I agree, thanks for this perspective @gregory!

Posted
15 hours ago, geoxena said:

 

The "surface" answer, however, may indeed be the real pearl that the querent needs. 

 

At the risk of offending someone, I'll compare what you're saying about tarot reading with sex:  sometimes a quickie is just what we need. 

 

So, yeah, romance novels and romantic movies tell us we should expect way more than that, like staring deeply into each other's eyes, professing our love, connecting with a "soul mate," and so on, y'know, but if someone just wants a quickie with their partner before they start dinner, who's to say there's anything wrong with that? Who's to say that can't be a fulfilling connection for those people in that moment?

 

Life is rich and full and complex and yet simple and superficial all at the same time.  And it all matters. 

 

[And I sincerely hope I haven't offended anyone!]

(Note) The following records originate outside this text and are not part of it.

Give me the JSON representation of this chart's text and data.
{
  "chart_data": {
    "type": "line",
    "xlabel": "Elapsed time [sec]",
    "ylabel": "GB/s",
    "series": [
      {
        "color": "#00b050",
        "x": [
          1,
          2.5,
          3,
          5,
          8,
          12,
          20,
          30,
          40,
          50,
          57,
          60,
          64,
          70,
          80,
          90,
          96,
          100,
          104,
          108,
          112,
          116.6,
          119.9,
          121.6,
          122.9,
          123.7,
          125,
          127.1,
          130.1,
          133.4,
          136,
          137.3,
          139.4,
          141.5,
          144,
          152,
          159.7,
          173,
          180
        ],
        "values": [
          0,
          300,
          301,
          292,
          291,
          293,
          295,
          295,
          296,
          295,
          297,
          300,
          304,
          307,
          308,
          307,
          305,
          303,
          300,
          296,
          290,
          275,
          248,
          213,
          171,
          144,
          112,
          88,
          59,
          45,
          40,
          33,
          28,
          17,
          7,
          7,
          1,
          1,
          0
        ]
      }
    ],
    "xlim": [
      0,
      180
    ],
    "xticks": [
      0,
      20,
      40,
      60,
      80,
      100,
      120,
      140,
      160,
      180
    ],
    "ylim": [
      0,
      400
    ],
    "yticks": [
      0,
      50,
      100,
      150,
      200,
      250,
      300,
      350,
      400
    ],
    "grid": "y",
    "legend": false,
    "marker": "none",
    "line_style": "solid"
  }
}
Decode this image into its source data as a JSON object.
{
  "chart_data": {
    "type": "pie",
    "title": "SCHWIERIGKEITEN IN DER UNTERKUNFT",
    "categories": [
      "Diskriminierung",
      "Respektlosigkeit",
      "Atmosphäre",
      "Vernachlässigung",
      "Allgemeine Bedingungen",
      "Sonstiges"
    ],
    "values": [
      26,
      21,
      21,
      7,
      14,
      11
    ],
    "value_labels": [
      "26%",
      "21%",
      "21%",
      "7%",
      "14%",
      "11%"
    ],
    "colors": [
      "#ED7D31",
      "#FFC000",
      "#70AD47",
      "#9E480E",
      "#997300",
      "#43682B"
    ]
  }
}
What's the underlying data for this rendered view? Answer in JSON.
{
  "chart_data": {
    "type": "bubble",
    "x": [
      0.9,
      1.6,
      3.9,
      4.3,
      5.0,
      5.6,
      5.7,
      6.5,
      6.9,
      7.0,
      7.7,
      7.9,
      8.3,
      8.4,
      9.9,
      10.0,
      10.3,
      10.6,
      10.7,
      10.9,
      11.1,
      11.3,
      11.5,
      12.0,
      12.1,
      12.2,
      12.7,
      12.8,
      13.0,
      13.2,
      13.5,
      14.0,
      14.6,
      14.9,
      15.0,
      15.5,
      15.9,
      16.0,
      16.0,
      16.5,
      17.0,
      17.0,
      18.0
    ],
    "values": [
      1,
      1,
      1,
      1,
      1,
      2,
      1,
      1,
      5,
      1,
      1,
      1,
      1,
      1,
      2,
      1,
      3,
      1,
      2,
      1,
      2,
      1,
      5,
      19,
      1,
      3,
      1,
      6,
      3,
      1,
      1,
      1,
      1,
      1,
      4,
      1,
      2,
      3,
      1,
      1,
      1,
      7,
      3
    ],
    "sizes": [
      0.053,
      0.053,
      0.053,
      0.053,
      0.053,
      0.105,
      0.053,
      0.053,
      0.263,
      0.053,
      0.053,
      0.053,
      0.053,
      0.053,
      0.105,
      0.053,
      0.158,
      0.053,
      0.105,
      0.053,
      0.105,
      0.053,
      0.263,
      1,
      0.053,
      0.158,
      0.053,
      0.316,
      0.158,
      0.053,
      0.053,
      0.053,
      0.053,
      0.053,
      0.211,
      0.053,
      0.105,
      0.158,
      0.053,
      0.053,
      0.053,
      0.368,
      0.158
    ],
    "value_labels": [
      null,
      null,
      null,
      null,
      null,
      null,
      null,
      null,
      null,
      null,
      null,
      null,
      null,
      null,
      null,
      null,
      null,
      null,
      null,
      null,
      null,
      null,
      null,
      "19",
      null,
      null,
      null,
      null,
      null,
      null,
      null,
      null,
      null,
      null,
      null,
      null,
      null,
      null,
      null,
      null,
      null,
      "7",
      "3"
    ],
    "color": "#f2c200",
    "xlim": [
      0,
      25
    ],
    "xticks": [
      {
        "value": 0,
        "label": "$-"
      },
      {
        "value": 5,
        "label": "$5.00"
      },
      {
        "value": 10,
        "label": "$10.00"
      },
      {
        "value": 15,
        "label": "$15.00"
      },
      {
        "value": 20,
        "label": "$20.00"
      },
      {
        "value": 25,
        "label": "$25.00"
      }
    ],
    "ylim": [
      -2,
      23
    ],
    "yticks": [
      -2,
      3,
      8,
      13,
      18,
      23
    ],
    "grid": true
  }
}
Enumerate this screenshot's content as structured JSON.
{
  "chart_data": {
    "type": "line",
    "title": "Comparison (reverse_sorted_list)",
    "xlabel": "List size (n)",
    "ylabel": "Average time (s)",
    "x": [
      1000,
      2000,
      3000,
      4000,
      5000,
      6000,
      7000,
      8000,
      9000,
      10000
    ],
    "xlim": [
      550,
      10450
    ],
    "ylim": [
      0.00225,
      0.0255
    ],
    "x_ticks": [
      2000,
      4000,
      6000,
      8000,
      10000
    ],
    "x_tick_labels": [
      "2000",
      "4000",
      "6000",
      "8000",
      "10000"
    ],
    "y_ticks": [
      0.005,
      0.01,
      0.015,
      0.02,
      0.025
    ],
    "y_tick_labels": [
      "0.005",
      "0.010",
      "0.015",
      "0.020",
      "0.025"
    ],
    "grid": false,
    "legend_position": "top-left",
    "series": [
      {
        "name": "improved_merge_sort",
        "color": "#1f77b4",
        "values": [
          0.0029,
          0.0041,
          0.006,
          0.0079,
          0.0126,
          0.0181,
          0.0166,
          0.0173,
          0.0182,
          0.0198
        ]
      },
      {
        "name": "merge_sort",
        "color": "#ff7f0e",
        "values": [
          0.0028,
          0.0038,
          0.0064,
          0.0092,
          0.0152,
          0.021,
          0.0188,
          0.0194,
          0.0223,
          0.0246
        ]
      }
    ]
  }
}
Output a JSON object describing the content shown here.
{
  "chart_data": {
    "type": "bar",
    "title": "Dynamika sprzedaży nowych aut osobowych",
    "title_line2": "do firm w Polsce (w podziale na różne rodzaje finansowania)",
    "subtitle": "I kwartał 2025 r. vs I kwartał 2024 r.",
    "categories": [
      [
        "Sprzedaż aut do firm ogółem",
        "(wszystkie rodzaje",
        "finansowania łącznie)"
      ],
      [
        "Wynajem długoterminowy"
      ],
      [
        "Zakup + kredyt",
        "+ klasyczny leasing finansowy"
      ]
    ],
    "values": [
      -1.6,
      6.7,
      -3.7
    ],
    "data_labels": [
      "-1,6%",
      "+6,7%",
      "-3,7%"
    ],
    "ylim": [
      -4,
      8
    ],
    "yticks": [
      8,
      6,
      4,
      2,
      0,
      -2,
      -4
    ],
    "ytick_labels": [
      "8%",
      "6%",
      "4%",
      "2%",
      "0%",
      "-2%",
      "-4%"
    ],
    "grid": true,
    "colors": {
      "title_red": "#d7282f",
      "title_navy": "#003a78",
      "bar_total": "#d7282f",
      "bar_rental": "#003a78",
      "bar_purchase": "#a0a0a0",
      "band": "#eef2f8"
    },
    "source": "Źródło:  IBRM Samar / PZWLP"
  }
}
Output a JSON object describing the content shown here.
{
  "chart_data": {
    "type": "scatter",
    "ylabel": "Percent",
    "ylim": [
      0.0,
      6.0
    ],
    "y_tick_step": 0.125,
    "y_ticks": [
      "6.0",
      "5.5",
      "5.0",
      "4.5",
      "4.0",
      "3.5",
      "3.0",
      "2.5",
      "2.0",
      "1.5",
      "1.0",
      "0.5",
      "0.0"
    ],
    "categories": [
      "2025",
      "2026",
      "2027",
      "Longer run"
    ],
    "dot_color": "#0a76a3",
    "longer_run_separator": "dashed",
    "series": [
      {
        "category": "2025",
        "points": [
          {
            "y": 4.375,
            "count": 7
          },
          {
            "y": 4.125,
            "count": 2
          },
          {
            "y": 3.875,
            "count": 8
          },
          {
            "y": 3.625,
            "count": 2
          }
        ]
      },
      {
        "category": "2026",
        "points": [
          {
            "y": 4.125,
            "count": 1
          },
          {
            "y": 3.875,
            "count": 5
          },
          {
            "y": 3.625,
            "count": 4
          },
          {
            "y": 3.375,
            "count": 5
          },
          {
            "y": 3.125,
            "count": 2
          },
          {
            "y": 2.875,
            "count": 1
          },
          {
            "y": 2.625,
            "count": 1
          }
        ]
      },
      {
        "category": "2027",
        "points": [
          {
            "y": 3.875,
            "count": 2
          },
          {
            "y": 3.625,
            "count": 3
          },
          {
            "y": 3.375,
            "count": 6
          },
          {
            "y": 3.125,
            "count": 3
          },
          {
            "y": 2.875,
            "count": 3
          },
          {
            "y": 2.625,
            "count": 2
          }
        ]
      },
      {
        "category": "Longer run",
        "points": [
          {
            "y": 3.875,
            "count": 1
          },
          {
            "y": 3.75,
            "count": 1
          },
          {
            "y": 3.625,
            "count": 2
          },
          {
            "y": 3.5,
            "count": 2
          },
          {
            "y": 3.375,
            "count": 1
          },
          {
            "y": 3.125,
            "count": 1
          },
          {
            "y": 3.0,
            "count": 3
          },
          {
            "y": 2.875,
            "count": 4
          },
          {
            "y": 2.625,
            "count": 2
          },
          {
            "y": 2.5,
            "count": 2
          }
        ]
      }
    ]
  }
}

@geoxena, thank you, a fun example and reinforces the gentle wisdom I've been receiving on this topic from here and elsewhere, much appreciated!

TheLoracular
Posted

@katrinka

 

6 hours ago, katrinka said:

Ah, the wellness industry. We were warned about that decades ago:

There's a lady who's sure
All that glitters is gold
And she's buying a stairway to heaven



Your post was an amazing read and just left me with a moment of "OH!!!" because I feel like something maybe I knew 20+ years ago but sure had stopped remembering just got smacked into place and now I'm off to listen to that song again and re-read your analysis before I settle into my normal routine.